Be mindful of privilege. Discuss the concept, point it out where you see it.


11-18



1

You will never be good enough for the wrong person. This truth is profound and one I wish I learned a lot earlier in my life. Stop tripping over yourself to please someone who doesn’t get you.


21



Motivation: Just start. Two minutes. You don’t need to feel good to get going, you need to get going to give yourself a chance to feel good.


16



Failures are part of life. Feel free to fail. But behave with honor. Never do anything to tarnish your good name.


14, 18



When baby has prolonged diarrhea and her butt is really sore, mix a concoction of 50/50 Aquafor and Mylanta to use as a diaper cream.


Infant-2



With toddlers (or teens), first acknowledge the emotion. Then deal with the behavior. Validate their feelings. Once everyone is calm, address the behavior and discuss consequences if appropriate.


2, 13, 17



Consensual sex requires no persuasion, convincing or begging.


14, 17



Favorite bible verse: Psalm 143:8 “Let the morning bring me word of your unfailing love, for I have placed my trust in you. Show me the way I should go, for to you I entrust my life.”


15



Sometimes (oftentimes) the truth is easier to find than to face.


14, 20



Forget perfection. Nothing is perfect. No relationship, job, house, or day is perfect.

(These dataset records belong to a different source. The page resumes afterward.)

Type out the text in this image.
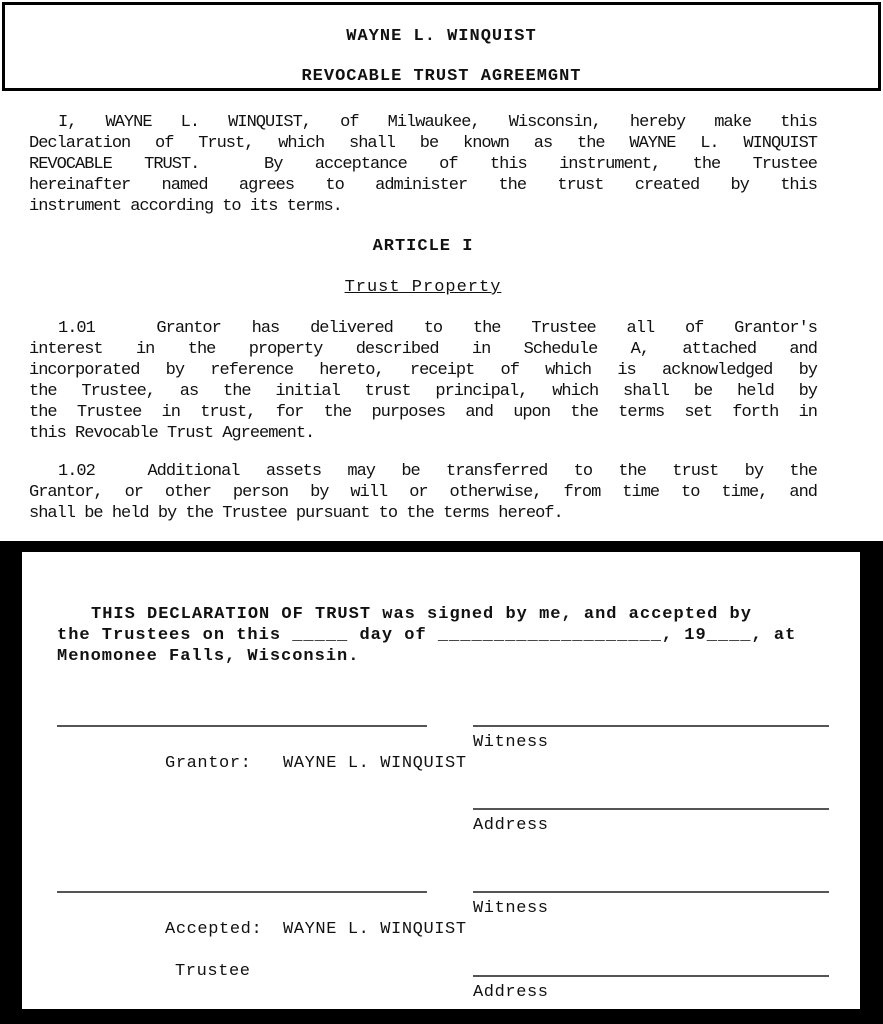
WAYNE L. WINQUIST
REVOCABLE TRUST AGREEMGNT
I, WAYNE L. WINQUIST, of Milwaukee, Wisconsin, hereby make this
Declaration of Trust, which shall be known as the WAYNE L. WINQUIST
REVOCABLE TRUST.  By acceptance of this instrument, the Trustee
hereinafter named agrees to administer the trust created by this
instrument according to its terms.
ARTICLE I
Trust Property
1.01  Grantor has delivered to the Trustee all of Grantor's
interest in the property described in Schedule A, attached and
incorporated by reference hereto, receipt of which is acknowledged by
the Trustee, as the initial trust principal, which shall be held by
the Trustee in trust, for the purposes and upon the terms set forth in
this Revocable Trust Agreement.
1.02  Additional assets may be transferred to the trust by the
Grantor, or other person by will or otherwise, from time to time, and
shall be held by the Trustee pursuant to the terms hereof.
THIS DECLARATION OF TRUST was signed by me, and accepted by
the Trustees on this _____ day of ____________________, 19____, at
Menomonee Falls, Wisconsin.

Grantor: WAYNE L. WINQUIST

Witness
Address

Accepted: WAYNE L. WINQUIST

Trustee
Witness
Address
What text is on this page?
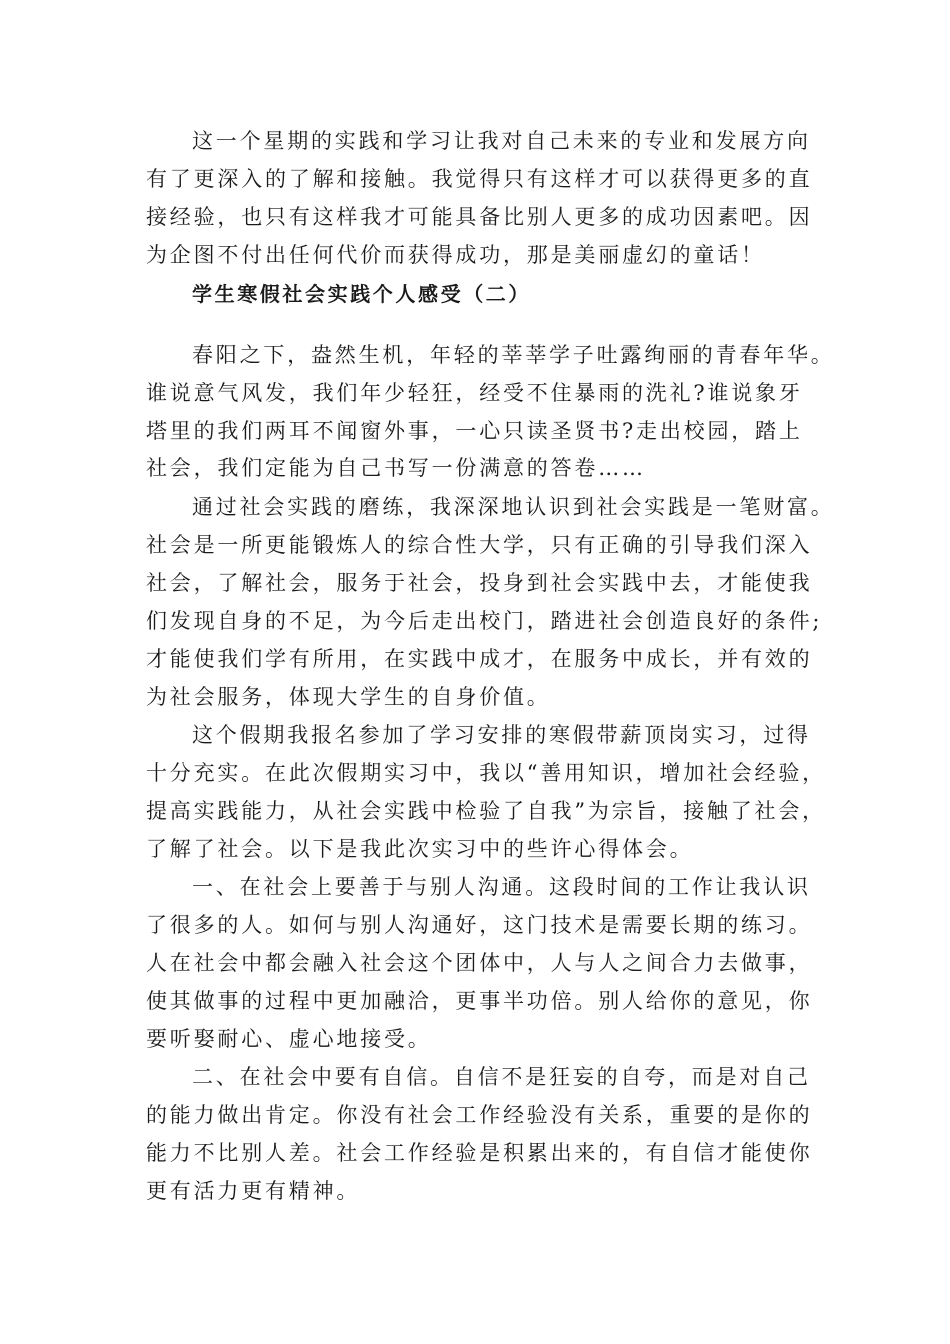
这一个星期的实践和学习让我对自己未来的专业和发展方向
有了更深入的了解和接触。我觉得只有这样才可以获得更多的直
接经验，也只有这样我才可能具备比别人更多的成功因素吧。因
为企图不付出任何代价而获得成功，那是美丽虚幻的童话！
学生寒假社会实践个人感受（二）
春阳之下，盎然生机，年轻的莘莘学子吐露绚丽的青春年华。
谁说意气风发，我们年少轻狂，经受不住暴雨的洗礼?谁说象牙
塔里的我们两耳不闻窗外事，一心只读圣贤书?走出校园，踏上
社会，我们定能为自己书写一份满意的答卷……
通过社会实践的磨练，我深深地认识到社会实践是一笔财富。
社会是一所更能锻炼人的综合性大学，只有正确的引导我们深入
社会，了解社会，服务于社会，投身到社会实践中去，才能使我
们发现自身的不足，为今后走出校门，踏进社会创造良好的条件;
才能使我们学有所用，在实践中成才，在服务中成长，并有效的
为社会服务，体现大学生的自身价值。
这个假期我报名参加了学习安排的寒假带薪顶岗实习，过得
十分充实。在此次假期实习中，我以“善用知识，增加社会经验，
提高实践能力，从社会实践中检验了自我”为宗旨，接触了社会，
了解了社会。以下是我此次实习中的些许心得体会。
一、在社会上要善于与别人沟通。这段时间的工作让我认识
了很多的人。如何与别人沟通好，这门技术是需要长期的练习。
人在社会中都会融入社会这个团体中，人与人之间合力去做事，
使其做事的过程中更加融洽，更事半功倍。别人给你的意见，你
要听娶耐心、虚心地接受。
二、在社会中要有自信。自信不是狂妄的自夸，而是对自己
的能力做出肯定。你没有社会工作经验没有关系，重要的是你的
能力不比别人差。社会工作经验是积累出来的，有自信才能使你
更有活力更有精神。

Let go of expectations, be open to the mess.


18



Let your toddler brush your teeth. Goes a long way to them letting you brush theirs and it gives them a sense of autonomy and control.


2,3,4



Plan a few screen-free weekends every year. (Reticket until 16.)


7



Girls forget a good bit of compliments they receive but they remember every single insult. Speak gently, remind them they’re beautiful. Never qualify it.


12, 14, 17



Spend time with people you admire. Real-life acquaintances, biographies and documentaries, and fictional characters in novels, plays and movies.


13, 15, 18, 21



Your intuition speaks in statements


17, 19, 21



When setting off fireworks...Keep a hose or a bucket of water nearby. Also remember Costco is a great place to buy them!